Imagine a seguinte cena: você está pelo corredor da escola até que avista a Professora de arte, cheia de livros e materiais diversos nas mãos, provavelmente indo em direção a sala dos professores ou a sala ambiente de sua disciplina. A professora interrompe sua caminhada porque uma voz a chama e faz virar-se em direção a sala da Diretora, que a convida a entrar no espaço.


Lá dentro o que acontece é a seguinte situação: a Diretora conta para a Professora de arte que dentro de duas semanas ocorrerá um evento na escola, uma gincana para os alunos do ensino fundamental e médio, que seriam separados em grupos e participariam de diversas atividades promovidas pela escola. A conversa não acaba por aí, porque a diretora informa a professora de arte que ela seria responsável por decorar a escola para o evento e que deveria enfeitar desde a entrada do edifício, os corredores, até o pátio, local no qual a gincana ocorreria. Nesse momento a professora de arte já está com a cabeça a mil, com conteúdos para estudar, aulas para planejar, atividades para desenvolver, pautas para preencher, provas para elaborar e trabalhos realizados pelos seus alunos para avaliar. Decorar a escola seria mais uma atividade a ser adicionada na sua grande lista/agenda docente.


Na sua cabeça essa situação era muito diferente das funções que uma arte/educadora deveria exercer. Ela que havia estudado quatro anos e meio, lido inúmeros livros, estudado a história da arte, suas linguagens, práticas educativas do ensino de arte, a história da educação, feito todos os estágios necessários e participado de grupos de pesquisa, agora teria uma outra função completamente diferente das de um professor de arte no seu propósito. Agora ela seria também uma decoradora, apesar de não ter aprendido decoração na faculdade, justamente por esse não ser o propósito do curso de Licenciatura em Artes Visuais.

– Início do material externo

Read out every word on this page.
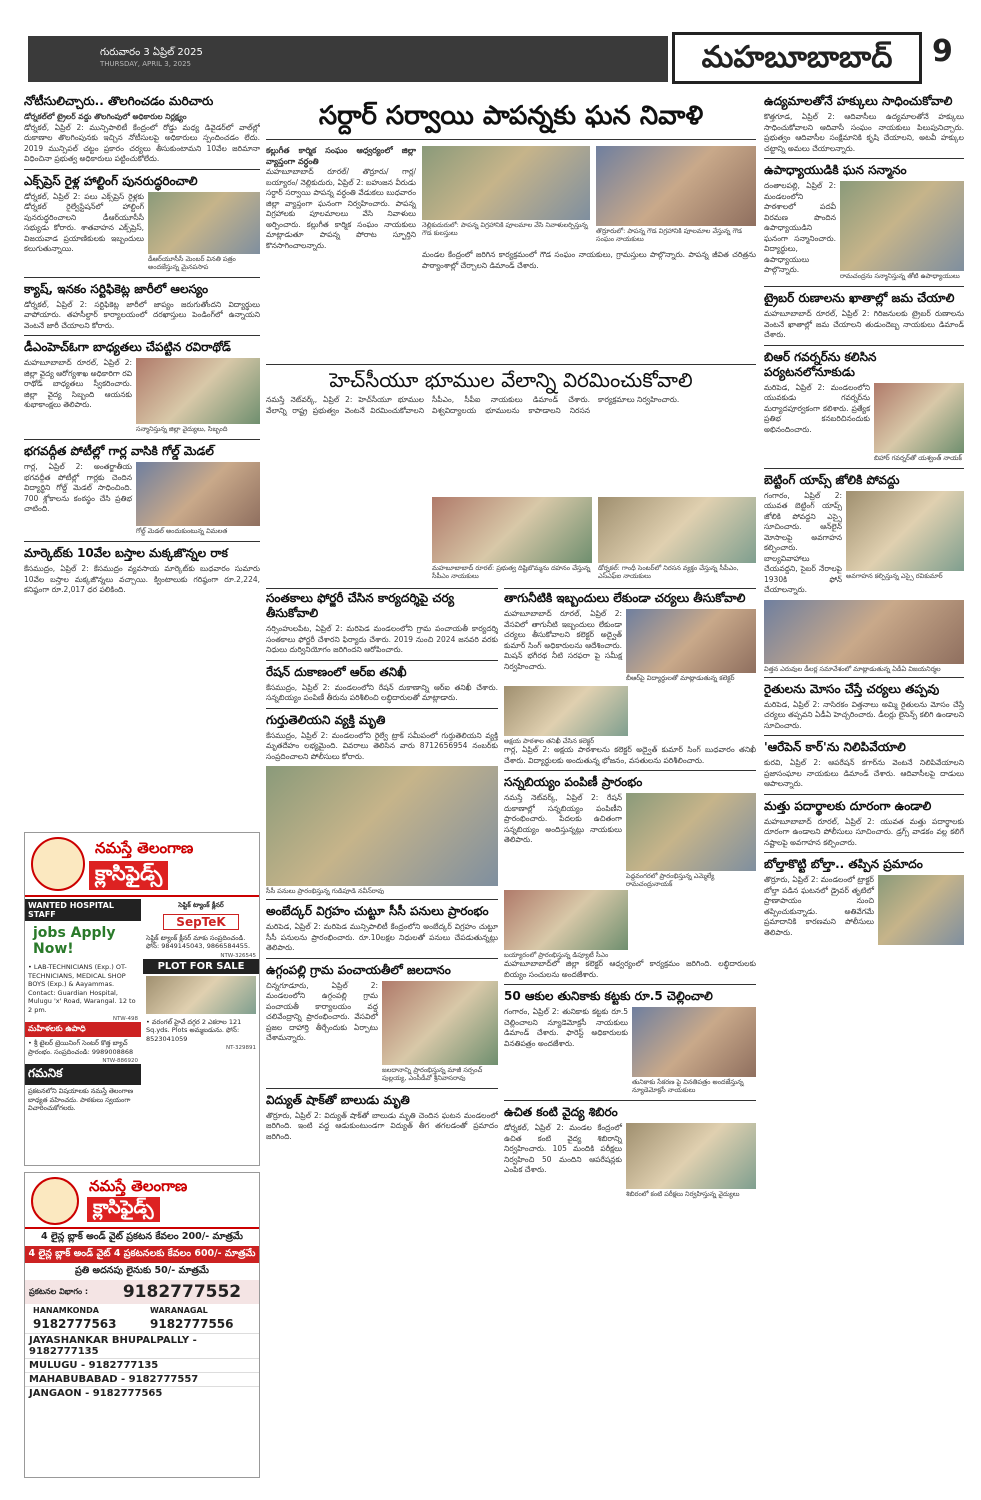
గురువారం 3 ఏప్రిల్ 2025
THURSDAY, APRIL 3, 2025	మహబూబాబాద్	9
నోటీసులిచ్చారు.. తొలగించడం మరిచారు
డోర్నకల్‌లో ట్రైలర్ వద్దు తొలగింపులో అధికారుల నిర్లక్ష్యం
డోర్నకల్, ఏప్రిల్ 2: మున్సిపాలిటీ కేంద్రంలో రోడ్డు మధ్య డివైడర్‌లో వాల్‌ల్లో దుకాణాల తొలగింపునకు ఇచ్చిన నోటీసులపై అధికారులు స్పందించడం లేదు. 2019 మున్సిపల్ చట్టం ప్రకారం చర్యలు తీసుకుంటామని 10వేల జరిమానా విధించినా ప్రభుత్వ అధికారులు పట్టించుకోలేదు.
ఎక్స్‌ప్రెస్ రైళ్ల హాల్టింగ్ పునరుద్ధరించాలి
డీఆర్‌యూసీసీ మెంబర్ వినతి పత్రం అందజేస్తున్న మైనపసాప
డోర్నకల్, ఏప్రిల్ 2: పలు ఎక్స్‌ప్రెస్ రైళ్లకు డోర్నకల్ రైల్వేస్టేషన్‌లో హాల్టింగ్ పునరుద్ధరించాలని డీఆర్‌యూసీసీ సభ్యుడు కోరారు. శాతవాహన ఎక్స్‌ప్రెస్, విజయవాడ ప్రయాణికులకు ఇబ్బందులు కలుగుతున్నాయి.
క్యాష్, ఇనకం సర్టిఫికెట్ల జారీలో ఆలస్యం
డోర్నకల్, ఏప్రిల్ 2: సర్టిఫికెట్ల జారీలో జాప్యం జరుగుతోందని విద్యార్థులు వాపోయారు. తహసీల్దార్ కార్యాలయంలో దరఖాస్తులు పెండింగ్‌లో ఉన్నాయని వెంటనే జారీ చేయాలని కోరారు.
డీఎంహెచ్‌ఓగా బాధ్యతలు చేపట్టిన రవిరాథోడ్
సన్మానిస్తున్న జిల్లా వైద్యులు, సిబ్బంది
మహబూబాబాద్ రూరల్, ఏప్రిల్ 2: జిల్లా వైద్య ఆరోగ్యశాఖ అధికారిగా రవి రాథోడ్ బాధ్యతలు స్వీకరించారు. జిల్లా వైద్య సిబ్బంది ఆయనకు శుభాకాంక్షలు తెలిపారు.
భగవద్గీత పోటీల్లో గార్ల వాసికి గోల్డ్ మెడల్
గోల్డ్ మెడల్ అందుకుంటున్న విమలత
గార్ల, ఏప్రిల్ 2: అంతర్జాతీయ భగవద్గీత పోటీల్లో గార్లకు చెందిన విద్యార్థిని గోల్డ్ మెడల్ సాధించింది. 700 శ్లోకాలను కంఠస్థం చేసి ప్రతిభ చాటింది.
మార్కెట్‌కు 10వేల బస్తాల మక్కజొన్నల రాక
కేసముద్రం, ఏప్రిల్ 2: కేసముద్రం వ్యవసాయ మార్కెట్‌కు బుధవారం సుమారు 10వేల బస్తాల మక్కజొన్నలు వచ్చాయి. క్వింటాలుకు గరిష్ఠంగా రూ.2,224, కనిష్ఠంగా రూ.2,017 ధర పలికింది.
నమస్తే తెలంగాణ
క్లాసిఫైడ్స్
WANTED HOSPITAL STAFF
jobs Apply Now!
• LAB-TECHNICIANS (Exp.) OT-TECHNICIANS, MEDICAL SHOP BOYS (Exp.) & Aayammas. Contact: Guardian Hospital, Mulugu 'x' Road, Warangal. 12 to 2 pm.
NTW-498
మహిళలకు ఉపాధి
• శ్రీ టైలర్ ట్రెయినింగ్ సెంటర్ కొత్త బ్యాచ్ ప్రారంభం. సంప్రదించండి: 9989008868
NTW-886920
గమనిక
ప్రకటనలోని విషయాలకు నమస్తే తెలంగాణ బాధ్యత వహించదు. పాఠకులు స్వయంగా విచారించుకోగలరు.
సెప్టిక్ ట్యాంక్ క్లీనర్
SepTeK
సెప్టిక్ ట్యాంక్ క్లీనర్ మాకు సంప్రదించండి. ఫోన్: 9849145043, 9866584455.
NTW-326545
PLOT FOR SALE
• వరంగల్ హైవే దగ్గర 2 ఎకరాల 121 Sq.yds. Plots అమ్మబడును. ఫోన్: 8523041059
NT-329891
నమస్తే తెలంగాణ
క్లాసిఫైడ్స్
4 లైన్ల బ్లాక్ అండ్ వైట్ ప్రకటన కేవలం 200/- మాత్రమే
4 లైన్ల బ్లాక్ అండ్ వైట్ 4 ప్రకటనలకు కేవలం 600/- మాత్రమే
ప్రతి అదనపు లైనుకు 50/- మాత్రమే
ప్రకటనల విభాగం :	9182777552
HANAMKONDA
9182777563
WARANAGAL
9182777556
JAYASHANKAR BHUPALPALLY - 9182777135
MULUGU - 9182777135
MAHABUBABAD - 9182777557
JANGAON - 9182777565
సర్దార్ సర్వాయి పాపన్నకు ఘన నివాళి
కల్లుగీత కార్మిక సంఘం ఆధ్వర్యంలో జిల్లా వ్యాప్తంగా వర్ధంతి
మహబూబాబాద్ రూరల్/ తొర్రూరు/ గార్ల/ బయ్యారం/ నెల్లికుదురు, ఏప్రిల్ 2: బహుజన వీరుడు సర్దార్ సర్వాయి పాపన్న వర్ధంతి వేడుకలు బుధవారం జిల్లా వ్యాప్తంగా ఘనంగా నిర్వహించారు. పాపన్న విగ్రహాలకు పూలమాలలు వేసి నివాళులు అర్పించారు. కల్లుగీత కార్మిక సంఘం నాయకులు మాట్లాడుతూ పాపన్న పోరాట స్ఫూర్తిని కొనసాగించాలన్నారు.
నెల్లికుదురులో: పాపన్న విగ్రహానికి పూలమాల వేసి నివాళులర్పిస్తున్న గౌడ కులస్తులు	తొర్రూరులో: పాపన్న గౌడ విగ్రహానికి పూలమాల వేస్తున్న గౌడ సంఘం నాయకులు
మండల కేంద్రంలో జరిగిన కార్యక్రమంలో గౌడ సంఘం నాయకులు, గ్రామస్తులు పాల్గొన్నారు. పాపన్న జీవిత చరిత్రను పాఠ్యాంశాల్లో చేర్చాలని డిమాండ్ చేశారు.
హెచ్‌సీయూ భూముల వేలాన్ని విరమించుకోవాలి
నమస్తే నెట్‌వర్క్, ఏప్రిల్ 2: హెచ్‌సీయూ భూముల వేలాన్ని రాష్ట్ర ప్రభుత్వం వెంటనే విరమించుకోవాలని సీపీఎం, సీపీఐ నాయకులు డిమాండ్ చేశారు. విశ్వవిద్యాలయ భూములను కాపాడాలని నిరసన కార్యక్రమాలు నిర్వహించారు.
మహబూబాబాద్ రూరల్: ప్రభుత్వ దిష్టిబొమ్మను దహనం చేస్తున్న సీపీఎం నాయకులు
డోర్నకల్: గాంధీ సెంటర్‌లో నిరసన వ్యక్తం చేస్తున్న సీపీఎం, ఎస్‌ఎఫ్‌ఐ నాయకులు
సంతకాలు ఫోర్జరీ చేసిన కార్యదర్శిపై చర్య తీసుకోవాలి
నర్సింహులపేట, ఏప్రిల్ 2: మరిపెడ మండలంలోని గ్రామ పంచాయతీ కార్యదర్శి సంతకాలు ఫోర్జరీ చేశారని ఫిర్యాదు చేశారు. 2019 నుంచి 2024 జనవరి వరకు నిధులు దుర్వినియోగం జరిగిందని ఆరోపించారు.
రేషన్ దుకాణంలో ఆర్‌ఐ తనిఖీ
కేసముద్రం, ఏప్రిల్ 2: మండలంలోని రేషన్ దుకాణాన్ని ఆర్‌ఐ తనిఖీ చేశారు. సన్నబియ్యం పంపిణీ తీరును పరిశీలించి లబ్ధిదారులతో మాట్లాడారు.
గుర్తుతెలియని వ్యక్తి మృతి
కేసముద్రం, ఏప్రిల్ 2: మండలంలోని రైల్వే ట్రాక్ సమీపంలో గుర్తుతెలియని వ్యక్తి మృతదేహం లభ్యమైంది. వివరాలు తెలిసిన వారు 8712656954 నంబర్‌కు సంప్రదించాలని పోలీసులు కోరారు.
సీసీ పనులు ప్రారంభిస్తున్న గుడిపూడి నవీన్‌రావు
అంబేద్కర్ విగ్రహం చుట్టూ సీసీ పనులు ప్రారంభం
మరిపెడ, ఏప్రిల్ 2: మరిపెడ మున్సిపాలిటీ కేంద్రంలోని అంబేద్కర్ విగ్రహం చుట్టూ సీసీ పనులను ప్రారంభించారు. రూ.10లక్షల నిధులతో పనులు చేపడుతున్నట్లు తెలిపారు.
ఉగ్గంపల్లి గ్రామ పంచాయతీలో జలదానం
జలదానాన్ని ప్రారంభిస్తున్న మాజీ సర్పంచ్ పుల్లయ్య, ఎంపీడీవో శ్రీనివాసరావు
చిన్నగూడూరు, ఏప్రిల్ 2: మండలంలోని ఉగ్గంపల్లి గ్రామ పంచాయతీ కార్యాలయం వద్ద చలివేంద్రాన్ని ప్రారంభించారు. వేసవిలో ప్రజల దాహార్తి తీర్చేందుకు ఏర్పాటు చేశామన్నారు.
విద్యుత్ షాక్‌తో బాలుడు మృతి
తొర్రూరు, ఏప్రిల్ 2: విద్యుత్ షాక్‌తో బాలుడు మృతి చెందిన ఘటన మండలంలో జరిగింది. ఇంటి వద్ద ఆడుకుంటుండగా విద్యుత్ తీగ తగలడంతో ప్రమాదం జరిగింది.
తాగునీటికి ఇబ్బందులు లేకుండా చర్యలు తీసుకోవాలి
బీఆర్‌పై విద్యార్థులతో మాట్లాడుతున్న కలెక్టర్
మహబూబాబాద్ రూరల్, ఏప్రిల్ 2: వేసవిలో తాగునీటి ఇబ్బందులు లేకుండా చర్యలు తీసుకోవాలని కలెక్టర్ అద్వైత్ కుమార్ సింగ్ అధికారులను ఆదేశించారు. మిషన్ భగీరథ నీటి సరఫరా పై సమీక్ష నిర్వహించారు.
అక్షయ పాఠశాల తనిఖీ చేసిన కలెక్టర్
గార్ల, ఏప్రిల్ 2: అక్షయ పాఠశాలను కలెక్టర్ అద్వైత్ కుమార్ సింగ్ బుధవారం తనిఖీ చేశారు. విద్యార్థులకు అందుతున్న భోజనం, వసతులను పరిశీలించారు.
సన్నబియ్యం పంపిణీ ప్రారంభం
పెద్దవంగరలో ప్రారంభిస్తున్న ఎమ్మెల్యే రామచంద్రునాయక్
నమస్తే నెట్‌వర్క్, ఏప్రిల్ 2: రేషన్ దుకాణాల్లో సన్నబియ్యం పంపిణీని ప్రారంభించారు. పేదలకు ఉచితంగా సన్నబియ్యం అందిస్తున్నట్లు నాయకులు తెలిపారు.
బయ్యారంలో ప్రారంభిస్తున్న డిప్యూటీ సీఎం
మహబూబాబాద్‌లో జిల్లా కలెక్టర్ ఆధ్వర్యంలో కార్యక్రమం జరిగింది. లబ్ధిదారులకు బియ్యం సంచులను అందజేశారు.
50 ఆకుల తునికాకు కట్టకు రూ.5 చెల్లించాలి
తునికాకు సేకరణ పై వినతిపత్రం అందజేస్తున్న న్యూడెమోక్రసీ నాయకులు
గంగారం, ఏప్రిల్ 2: తునికాకు కట్టకు రూ.5 చెల్లించాలని న్యూడెమోక్రసీ నాయకులు డిమాండ్ చేశారు. ఫారెస్ట్ అధికారులకు వినతిపత్రం అందజేశారు.
ఉచిత కంటి వైద్య శిబిరం
శిబిరంలో కంటి పరీక్షలు నిర్వహిస్తున్న వైద్యులు
డోర్నకల్, ఏప్రిల్ 2: మండల కేంద్రంలో ఉచిత కంటి వైద్య శిబిరాన్ని నిర్వహించారు. 105 మందికి పరీక్షలు నిర్వహించి 50 మందిని ఆపరేషన్లకు ఎంపిక చేశారు.
ఉద్యమాలతోనే హక్కులు సాధించుకోవాలి
కొత్తగూడ, ఏప్రిల్ 2: ఆదివాసీలు ఉద్యమాలతోనే హక్కులు సాధించుకోవాలని ఆదివాసీ సంఘం నాయకులు పిలుపునిచ్చారు. ప్రభుత్వం ఆదివాసీల సంక్షేమానికి కృషి చేయాలని, అటవీ హక్కుల చట్టాన్ని అమలు చేయాలన్నారు.
ఉపాధ్యాయుడికి ఘన సన్మానం
రామచంద్రను సన్మానిస్తున్న తోటి ఉపాధ్యాయులు
దంతాలపల్లి, ఏప్రిల్ 2: మండలంలోని పాఠశాలలో పదవీ విరమణ పొందిన ఉపాధ్యాయుడిని ఘనంగా సన్మానించారు. విద్యార్థులు, ఉపాధ్యాయులు పాల్గొన్నారు.
ట్రైబర్ రుణాలను ఖాతాల్లో జమ చేయాలి
మహబూబాబాద్ రూరల్, ఏప్రిల్ 2: గిరిజనులకు ట్రైబర్ రుణాలను వెంటనే ఖాతాల్లో జమ చేయాలని తుడుందెబ్బ నాయకులు డిమాండ్ చేశారు.
బిఆర్ గవర్నర్‌ను కలిసిన పర్యటనలోనూకుడు
బిహార్ గవర్నర్‌తో యశ్వంత్ నాయక్
మరిపెడ, ఏప్రిల్ 2: మండలంలోని యువకుడు గవర్నర్‌ను మర్యాదపూర్వకంగా కలిశారు. ప్రత్యేక ప్రతిభ కనబరిచినందుకు అభినందించారు.
బెట్టింగ్ యాప్స్ జోలికి పోవద్దు
అవగాహన కల్పిస్తున్న ఎస్సై రవికుమార్
గంగారం, ఏప్రిల్ 2: యువత బెట్టింగ్ యాప్స్ జోలికి పోవద్దని ఎస్సై సూచించారు. ఆన్‌లైన్ మోసాలపై అవగాహన కల్పించారు. బాల్యవివాహాలు చేయవద్దని, సైబర్ నేరాలపై 1930కి ఫోన్ చేయాలన్నారు.
విత్తన ఎరువుల డీలర్ల సమావేశంలో మాట్లాడుతున్న ఏడీఏ విజయనిర్మల
రైతులను మోసం చేస్తే చర్యలు తప్పవు
మరిపెడ, ఏప్రిల్ 2: నాసిరకం విత్తనాలు అమ్మి రైతులను మోసం చేస్తే చర్యలు తప్పవని ఏడీఏ హెచ్చరించారు. డీలర్లు లైసెన్స్ కలిగి ఉండాలని సూచించారు.
'ఆరేపెన్ కార్'ను నిలిపివేయాలి
కురవి, ఏప్రిల్ 2: ఆపరేషన్ కగార్‌ను వెంటనే నిలిపివేయాలని ప్రజాసంఘాల నాయకులు డిమాండ్ చేశారు. ఆదివాసీలపై దాడులు ఆపాలన్నారు.
మత్తు పదార్థాలకు దూరంగా ఉండాలి
మహబూబాబాద్ రూరల్, ఏప్రిల్ 2: యువత మత్తు పదార్థాలకు దూరంగా ఉండాలని పోలీసులు సూచించారు. డ్రగ్స్ వాడకం వల్ల కలిగే నష్టాలపై అవగాహన కల్పించారు.
బోల్తాకొట్టి బోల్తా.. తప్పిన ప్రమాదం
తొర్రూరు, ఏప్రిల్ 2: మండలంలో ట్రాక్టర్ బోల్తా పడిన ఘటనలో డ్రైవర్ తృటిలో ప్రాణాపాయం నుంచి తప్పించుకున్నాడు. అతివేగమే ప్రమాదానికి కారణమని పోలీసులు తెలిపారు.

Um intervalo na história fictícia para adicionar uma nota da autora: todos os medos e questionamentos da professora de arte mencionados no texto são pensamentos reais que passam pela minha cabeça desde que escolhi cursar Licenciatura em Artes Visuais e frequento a presente graduação. A personagem aqui foi utilizada para conduzir a narrativa e elucidar os pensamentos.

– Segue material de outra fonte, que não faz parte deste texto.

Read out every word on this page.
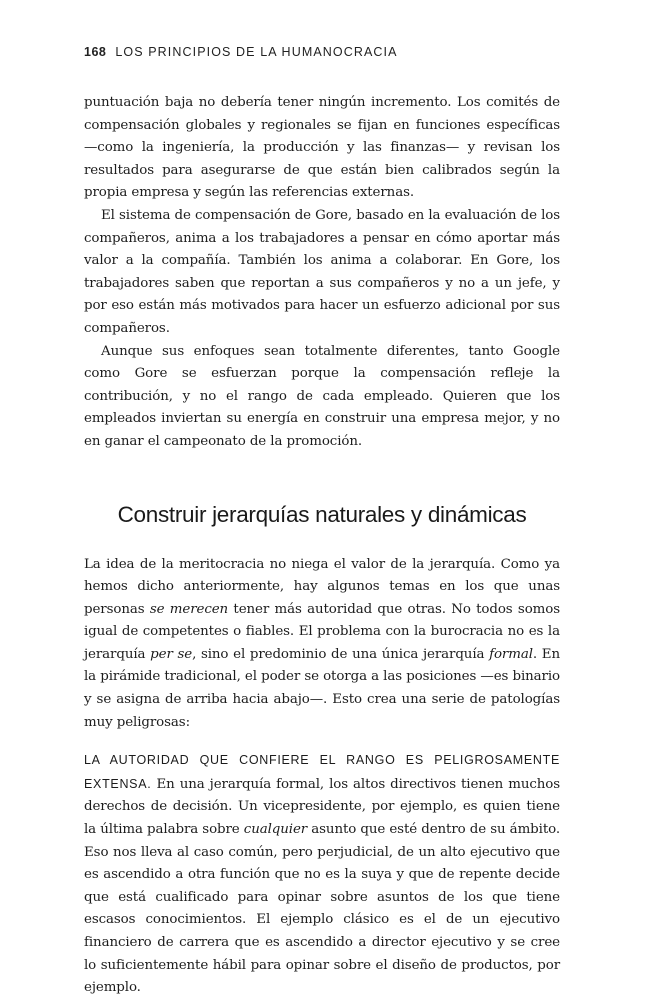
168 LOS PRINCIPIOS DE LA HUMANOCRACIA

puntuación baja no debería tener ningún incremento. Los comités de compensación globales y regionales se fijan en funciones específicas —como la ingeniería, la producción y las finanzas— y revisan los resultados para asegurarse de que están bien calibrados según la propia empresa y según las referencias externas.

El sistema de compensación de Gore, basado en la evaluación de los compañeros, anima a los trabajadores a pensar en cómo aportar más valor a la compañía. También los anima a colaborar. En Gore, los trabajadores saben que reportan a sus compañeros y no a un jefe, y por eso están más motivados para hacer un esfuerzo adicional por sus compañeros.

Aunque sus enfoques sean totalmente diferentes, tanto Google como Gore se esfuerzan porque la compensación refleje la contribución, y no el rango de cada empleado. Quieren que los empleados inviertan su energía en construir una empresa mejor, y no en ganar el campeonato de la promoción.

Construir jerarquías naturales y dinámicas

La idea de la meritocracia no niega el valor de la jerarquía. Como ya hemos dicho anteriormente, hay algunos temas en los que unas personas se merecen tener más autoridad que otras. No todos somos igual de competentes o fiables. El problema con la burocracia no es la jerarquía per se, sino el predominio de una única jerarquía formal. En la pirámide tradicional, el poder se otorga a las posiciones —es binario y se asigna de arriba hacia abajo—. Esto crea una serie de patologías muy peligrosas:

LA AUTORIDAD QUE CONFIERE EL RANGO ES PELIGROSAMENTE EXTENSA. En una jerarquía formal, los altos directivos tienen muchos derechos de decisión. Un vicepresidente, por ejemplo, es quien tiene la última palabra sobre cualquier asunto que esté dentro de su ámbito. Eso nos lleva al caso común, pero perjudicial, de un alto ejecutivo que es ascendido a otra función que no es la suya y que de repente decide que está cualificado para opinar sobre asuntos de los que tiene escasos conocimientos. El ejemplo clásico es el de un ejecutivo financiero de carrera que es ascendido a director ejecutivo y se cree lo suficientemente hábil para opinar sobre el diseño de productos, por ejemplo.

Continuando, o tormento dessa nova tarefa a ser assumida assusta a Professora da história porque a personagem se recorda da Lei de Diretrizes e Bases da Educação Nacional que visa a arte para fomentar o desenvolvimento cultural dos alunos, assim como lembra dos preceitos da Base Nacional Comum Curricular, na qual a arte é proposta a fim de auxiliar no desenvolvimento da criticidade a partir dos diálogos e aprendizados acerca das culturas e suas produções. No documento mais recente proposto pelo Ministério da Educação que regulamenta a educação básica consta que “As Artes Visuais são os processos e produtos artísticos e culturais, nos diversos tempos históricos e contextos sociais, que têm a expressão visual como elemento de comunicação. Essas manifestações resultam de explorações plurais e transformações de materiais, de recursos tecnológicos e de apropriações da cultura cotidiana. As Artes Visuais possibilitam aos alunos explorar múltiplas culturas visuais, dialogar com as diferenças e conhecer outros espaços e possibilidades inventivas e expressivas, de modo a ampliar os limites escolares e criar novas formas de interação artística e de produção cultural, sejam elas concretas, sejam elas simbólicas”.


A partir desse pensamento a Professora de arte se questiona qual era o princípio da orientação da Diretora, qual era o propósito do decorar presente nesse contexto do evento? Será que ele estava alinhado com o propósito da disciplina na escola e também com a função da professora? Aquela não havia sido a primeira vez que a professora recebeu um pedido como esse, ela já foi responsável pela decoração escolar em outros eventos como festa junina, carnaval, páscoa, dia dos pais, dia das mães e dia das mulheres, entre outros.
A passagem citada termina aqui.